Ulrich Lilie: Die Grundrente war überfällig. Sie ist ein wichtiger Schritt, um Menschen vor der Altersarmut zu schützen und ihre Lebensleistung zu würdigen. Wie bei allen rentenpolitischen Maßnahmen ist auch diese Regelung komplex. Ich hoffe aber, dass möglichst viele Menschen sie in Anspruch nehmen.

Heißt das, dass Sie sich eine einfachere Regelung gewünscht hätten?

Lilie: Vor allem bin ich froh, dass die Koalitionsparteien CDU/CSU und SPD die Kurve gekriegt haben.

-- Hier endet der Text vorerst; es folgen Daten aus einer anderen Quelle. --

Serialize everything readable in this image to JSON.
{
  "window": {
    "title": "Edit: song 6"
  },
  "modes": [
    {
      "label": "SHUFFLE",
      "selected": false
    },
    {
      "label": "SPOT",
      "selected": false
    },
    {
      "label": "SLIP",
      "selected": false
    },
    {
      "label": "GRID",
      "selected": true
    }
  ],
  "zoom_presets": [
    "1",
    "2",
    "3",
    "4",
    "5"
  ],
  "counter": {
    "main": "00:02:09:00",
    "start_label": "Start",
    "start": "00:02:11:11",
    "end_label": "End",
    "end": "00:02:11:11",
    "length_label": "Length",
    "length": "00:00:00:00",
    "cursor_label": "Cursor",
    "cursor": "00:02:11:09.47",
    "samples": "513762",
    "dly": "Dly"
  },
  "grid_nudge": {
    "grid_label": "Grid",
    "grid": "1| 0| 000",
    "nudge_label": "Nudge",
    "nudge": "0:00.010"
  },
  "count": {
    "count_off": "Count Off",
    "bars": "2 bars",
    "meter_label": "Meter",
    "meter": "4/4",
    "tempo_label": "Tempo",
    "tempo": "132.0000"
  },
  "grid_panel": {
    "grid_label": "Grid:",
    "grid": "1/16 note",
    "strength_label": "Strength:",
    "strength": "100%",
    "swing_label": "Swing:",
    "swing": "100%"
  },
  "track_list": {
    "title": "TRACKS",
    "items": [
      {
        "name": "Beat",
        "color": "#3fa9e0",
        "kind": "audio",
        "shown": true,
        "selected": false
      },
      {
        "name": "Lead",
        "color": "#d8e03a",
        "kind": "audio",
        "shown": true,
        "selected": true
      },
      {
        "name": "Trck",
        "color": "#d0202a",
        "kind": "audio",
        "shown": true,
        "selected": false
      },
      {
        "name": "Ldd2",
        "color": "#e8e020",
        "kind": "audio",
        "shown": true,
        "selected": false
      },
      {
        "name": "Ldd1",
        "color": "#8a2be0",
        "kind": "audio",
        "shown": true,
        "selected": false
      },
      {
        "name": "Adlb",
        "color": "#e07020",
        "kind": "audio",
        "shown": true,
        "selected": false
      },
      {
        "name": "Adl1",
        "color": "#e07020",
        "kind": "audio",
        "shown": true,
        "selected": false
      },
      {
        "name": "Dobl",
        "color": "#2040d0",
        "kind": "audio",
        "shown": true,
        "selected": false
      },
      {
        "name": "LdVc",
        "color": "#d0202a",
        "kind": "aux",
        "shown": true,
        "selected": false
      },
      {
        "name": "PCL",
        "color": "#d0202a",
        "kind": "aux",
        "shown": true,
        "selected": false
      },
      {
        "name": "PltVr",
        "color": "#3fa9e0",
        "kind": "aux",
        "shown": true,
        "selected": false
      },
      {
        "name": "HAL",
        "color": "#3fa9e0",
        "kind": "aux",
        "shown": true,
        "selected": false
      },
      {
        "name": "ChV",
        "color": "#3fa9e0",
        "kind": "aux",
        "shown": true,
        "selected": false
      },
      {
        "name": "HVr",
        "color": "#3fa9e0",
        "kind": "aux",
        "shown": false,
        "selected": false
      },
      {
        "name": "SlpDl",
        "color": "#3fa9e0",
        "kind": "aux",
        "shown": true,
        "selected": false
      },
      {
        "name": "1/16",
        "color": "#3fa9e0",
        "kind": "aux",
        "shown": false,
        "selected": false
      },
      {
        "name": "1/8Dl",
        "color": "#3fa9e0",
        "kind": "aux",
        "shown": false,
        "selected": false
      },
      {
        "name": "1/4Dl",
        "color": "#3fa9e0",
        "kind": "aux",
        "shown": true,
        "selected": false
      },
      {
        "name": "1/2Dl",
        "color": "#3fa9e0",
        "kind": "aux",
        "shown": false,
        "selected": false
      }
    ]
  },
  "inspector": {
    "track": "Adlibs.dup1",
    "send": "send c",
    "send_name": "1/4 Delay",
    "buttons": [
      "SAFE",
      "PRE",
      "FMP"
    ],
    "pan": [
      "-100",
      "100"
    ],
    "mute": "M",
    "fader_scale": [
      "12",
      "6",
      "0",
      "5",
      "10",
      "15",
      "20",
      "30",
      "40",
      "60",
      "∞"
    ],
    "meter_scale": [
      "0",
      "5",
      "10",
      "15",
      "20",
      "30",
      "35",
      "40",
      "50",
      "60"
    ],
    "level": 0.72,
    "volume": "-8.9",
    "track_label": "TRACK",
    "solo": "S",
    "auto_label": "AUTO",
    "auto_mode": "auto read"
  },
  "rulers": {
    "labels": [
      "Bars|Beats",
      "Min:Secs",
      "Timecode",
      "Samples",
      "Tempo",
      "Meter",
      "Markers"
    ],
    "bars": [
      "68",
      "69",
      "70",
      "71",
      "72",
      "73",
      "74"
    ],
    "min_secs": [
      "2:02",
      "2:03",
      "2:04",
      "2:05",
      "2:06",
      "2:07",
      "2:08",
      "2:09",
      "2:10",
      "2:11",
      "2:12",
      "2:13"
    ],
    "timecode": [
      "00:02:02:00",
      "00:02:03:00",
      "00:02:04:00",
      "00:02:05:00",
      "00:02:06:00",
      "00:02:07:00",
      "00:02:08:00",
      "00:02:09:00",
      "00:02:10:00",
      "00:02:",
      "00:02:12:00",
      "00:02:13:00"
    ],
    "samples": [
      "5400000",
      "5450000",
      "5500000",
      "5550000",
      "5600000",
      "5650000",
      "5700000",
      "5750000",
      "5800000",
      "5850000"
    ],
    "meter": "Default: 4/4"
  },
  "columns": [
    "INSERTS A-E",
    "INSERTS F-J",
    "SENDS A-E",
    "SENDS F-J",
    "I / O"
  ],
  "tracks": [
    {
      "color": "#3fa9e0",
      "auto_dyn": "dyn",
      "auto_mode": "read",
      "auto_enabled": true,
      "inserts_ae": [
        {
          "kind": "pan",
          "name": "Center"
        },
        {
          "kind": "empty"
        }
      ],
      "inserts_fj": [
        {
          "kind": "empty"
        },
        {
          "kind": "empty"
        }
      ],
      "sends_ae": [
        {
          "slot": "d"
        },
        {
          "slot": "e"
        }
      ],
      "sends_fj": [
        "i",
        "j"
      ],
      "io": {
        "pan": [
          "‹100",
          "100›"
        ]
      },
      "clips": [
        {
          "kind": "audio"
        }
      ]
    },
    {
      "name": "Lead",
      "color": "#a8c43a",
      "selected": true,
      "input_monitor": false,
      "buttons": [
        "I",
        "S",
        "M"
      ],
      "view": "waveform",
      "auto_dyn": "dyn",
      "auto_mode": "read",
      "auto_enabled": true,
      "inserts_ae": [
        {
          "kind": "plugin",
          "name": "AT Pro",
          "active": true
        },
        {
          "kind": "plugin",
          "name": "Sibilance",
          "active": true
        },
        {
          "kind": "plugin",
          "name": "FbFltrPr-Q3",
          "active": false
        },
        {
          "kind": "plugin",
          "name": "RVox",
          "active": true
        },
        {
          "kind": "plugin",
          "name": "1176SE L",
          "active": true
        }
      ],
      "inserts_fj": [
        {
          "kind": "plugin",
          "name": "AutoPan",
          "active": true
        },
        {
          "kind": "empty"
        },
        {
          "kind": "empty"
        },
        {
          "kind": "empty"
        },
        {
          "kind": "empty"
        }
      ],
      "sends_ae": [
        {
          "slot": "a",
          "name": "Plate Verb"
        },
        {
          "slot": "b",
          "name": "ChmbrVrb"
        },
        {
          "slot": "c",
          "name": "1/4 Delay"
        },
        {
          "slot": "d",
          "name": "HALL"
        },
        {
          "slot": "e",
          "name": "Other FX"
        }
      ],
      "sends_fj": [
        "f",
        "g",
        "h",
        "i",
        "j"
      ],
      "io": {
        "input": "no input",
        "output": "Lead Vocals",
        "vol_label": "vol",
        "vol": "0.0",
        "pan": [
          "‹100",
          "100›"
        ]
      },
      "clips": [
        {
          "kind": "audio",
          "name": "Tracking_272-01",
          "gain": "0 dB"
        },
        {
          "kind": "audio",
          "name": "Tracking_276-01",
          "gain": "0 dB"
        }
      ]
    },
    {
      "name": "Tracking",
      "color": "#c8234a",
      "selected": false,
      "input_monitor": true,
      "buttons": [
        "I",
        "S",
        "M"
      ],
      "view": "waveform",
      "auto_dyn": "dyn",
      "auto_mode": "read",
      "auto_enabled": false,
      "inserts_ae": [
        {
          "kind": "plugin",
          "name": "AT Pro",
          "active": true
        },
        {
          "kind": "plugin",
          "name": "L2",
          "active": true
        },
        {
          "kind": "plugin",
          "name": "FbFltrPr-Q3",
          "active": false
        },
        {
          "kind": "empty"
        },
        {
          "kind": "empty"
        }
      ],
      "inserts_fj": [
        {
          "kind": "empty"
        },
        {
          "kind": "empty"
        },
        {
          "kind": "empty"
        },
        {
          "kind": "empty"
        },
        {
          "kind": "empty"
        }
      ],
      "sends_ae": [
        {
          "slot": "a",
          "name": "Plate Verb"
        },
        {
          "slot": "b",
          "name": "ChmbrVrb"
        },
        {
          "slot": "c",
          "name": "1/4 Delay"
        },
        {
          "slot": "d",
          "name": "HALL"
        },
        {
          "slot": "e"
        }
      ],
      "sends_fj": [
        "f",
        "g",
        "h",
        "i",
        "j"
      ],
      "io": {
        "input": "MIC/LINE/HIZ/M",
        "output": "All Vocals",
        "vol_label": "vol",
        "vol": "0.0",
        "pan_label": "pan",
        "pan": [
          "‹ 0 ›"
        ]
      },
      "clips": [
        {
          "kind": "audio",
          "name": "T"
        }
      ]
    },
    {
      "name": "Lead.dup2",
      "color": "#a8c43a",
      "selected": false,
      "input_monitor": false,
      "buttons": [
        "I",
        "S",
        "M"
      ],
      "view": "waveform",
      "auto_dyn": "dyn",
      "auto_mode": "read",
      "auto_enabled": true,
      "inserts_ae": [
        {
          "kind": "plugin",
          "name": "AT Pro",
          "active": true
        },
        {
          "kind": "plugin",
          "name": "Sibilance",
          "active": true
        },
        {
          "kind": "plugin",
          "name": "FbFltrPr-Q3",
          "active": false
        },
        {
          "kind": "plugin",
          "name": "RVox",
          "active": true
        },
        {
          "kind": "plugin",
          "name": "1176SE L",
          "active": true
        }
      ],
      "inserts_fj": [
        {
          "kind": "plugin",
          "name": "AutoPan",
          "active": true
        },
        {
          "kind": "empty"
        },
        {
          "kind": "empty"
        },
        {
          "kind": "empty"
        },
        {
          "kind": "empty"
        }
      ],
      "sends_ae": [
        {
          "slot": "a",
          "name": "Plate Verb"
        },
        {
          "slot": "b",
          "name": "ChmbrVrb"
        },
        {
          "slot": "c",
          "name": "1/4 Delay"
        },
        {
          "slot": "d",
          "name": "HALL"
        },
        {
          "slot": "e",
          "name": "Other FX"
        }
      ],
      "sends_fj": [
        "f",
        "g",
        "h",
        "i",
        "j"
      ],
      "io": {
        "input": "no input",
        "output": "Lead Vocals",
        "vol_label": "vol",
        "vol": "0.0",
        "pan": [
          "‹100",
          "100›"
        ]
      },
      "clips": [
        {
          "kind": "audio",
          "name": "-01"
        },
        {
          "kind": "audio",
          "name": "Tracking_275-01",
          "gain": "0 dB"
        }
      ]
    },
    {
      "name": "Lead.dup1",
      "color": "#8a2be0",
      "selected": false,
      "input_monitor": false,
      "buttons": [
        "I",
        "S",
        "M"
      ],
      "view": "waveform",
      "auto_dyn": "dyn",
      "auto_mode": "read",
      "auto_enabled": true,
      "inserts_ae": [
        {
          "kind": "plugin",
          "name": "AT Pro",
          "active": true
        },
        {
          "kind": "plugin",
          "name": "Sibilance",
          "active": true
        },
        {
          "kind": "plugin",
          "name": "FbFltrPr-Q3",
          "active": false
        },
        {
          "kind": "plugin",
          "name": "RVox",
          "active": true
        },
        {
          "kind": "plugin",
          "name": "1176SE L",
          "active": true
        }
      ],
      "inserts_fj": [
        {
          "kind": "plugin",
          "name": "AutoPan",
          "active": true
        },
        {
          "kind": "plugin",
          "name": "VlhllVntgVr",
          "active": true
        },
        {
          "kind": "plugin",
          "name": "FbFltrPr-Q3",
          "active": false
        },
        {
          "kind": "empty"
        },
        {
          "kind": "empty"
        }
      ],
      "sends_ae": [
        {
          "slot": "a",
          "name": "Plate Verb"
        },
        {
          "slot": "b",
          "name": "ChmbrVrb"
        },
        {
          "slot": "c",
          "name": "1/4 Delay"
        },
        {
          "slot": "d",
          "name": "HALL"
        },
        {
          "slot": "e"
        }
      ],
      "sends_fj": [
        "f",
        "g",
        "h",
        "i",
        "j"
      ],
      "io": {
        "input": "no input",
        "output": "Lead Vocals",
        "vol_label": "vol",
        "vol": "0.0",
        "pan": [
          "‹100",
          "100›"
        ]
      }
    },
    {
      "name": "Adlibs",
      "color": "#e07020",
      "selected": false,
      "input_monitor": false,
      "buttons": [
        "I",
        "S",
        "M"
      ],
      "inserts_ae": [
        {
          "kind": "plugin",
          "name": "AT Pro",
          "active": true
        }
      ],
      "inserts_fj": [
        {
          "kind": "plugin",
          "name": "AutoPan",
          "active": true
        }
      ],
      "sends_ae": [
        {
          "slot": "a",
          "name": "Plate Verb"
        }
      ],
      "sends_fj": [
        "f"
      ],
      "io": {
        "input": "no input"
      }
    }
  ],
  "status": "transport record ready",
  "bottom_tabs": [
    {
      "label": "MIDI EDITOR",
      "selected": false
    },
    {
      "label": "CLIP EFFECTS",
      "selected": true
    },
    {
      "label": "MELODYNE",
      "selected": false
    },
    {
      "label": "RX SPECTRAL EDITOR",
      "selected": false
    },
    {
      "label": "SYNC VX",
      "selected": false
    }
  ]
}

Das über Monate ausgelebte, kleinteilige und bisweilen eitle Parteiengezänk war nicht dazu angetan, Vertrauen in die Politik zu steigern. Die Menschen im Land brauchen Lösungen für ihre drängenden Probleme. Die Sicherung im Alter ist eines der wichtigsten.

Teil der Einigung ist die Feststellung des Bedarfs über eine umfassende Einkommensprüfung. Halten Sie das für gerechtfertigt?

Lillie: Die Grundrente ist eine solidarische Leistung der Gesellschaft. Ich halte es für legitim, dass diejenigen, die letztlich für das Geld aufkommen müssen, wissen, dass damit ein wirklicher Bedarf gedeckt und kein Steuergeld mit der Gießkanne ausgegeben wird.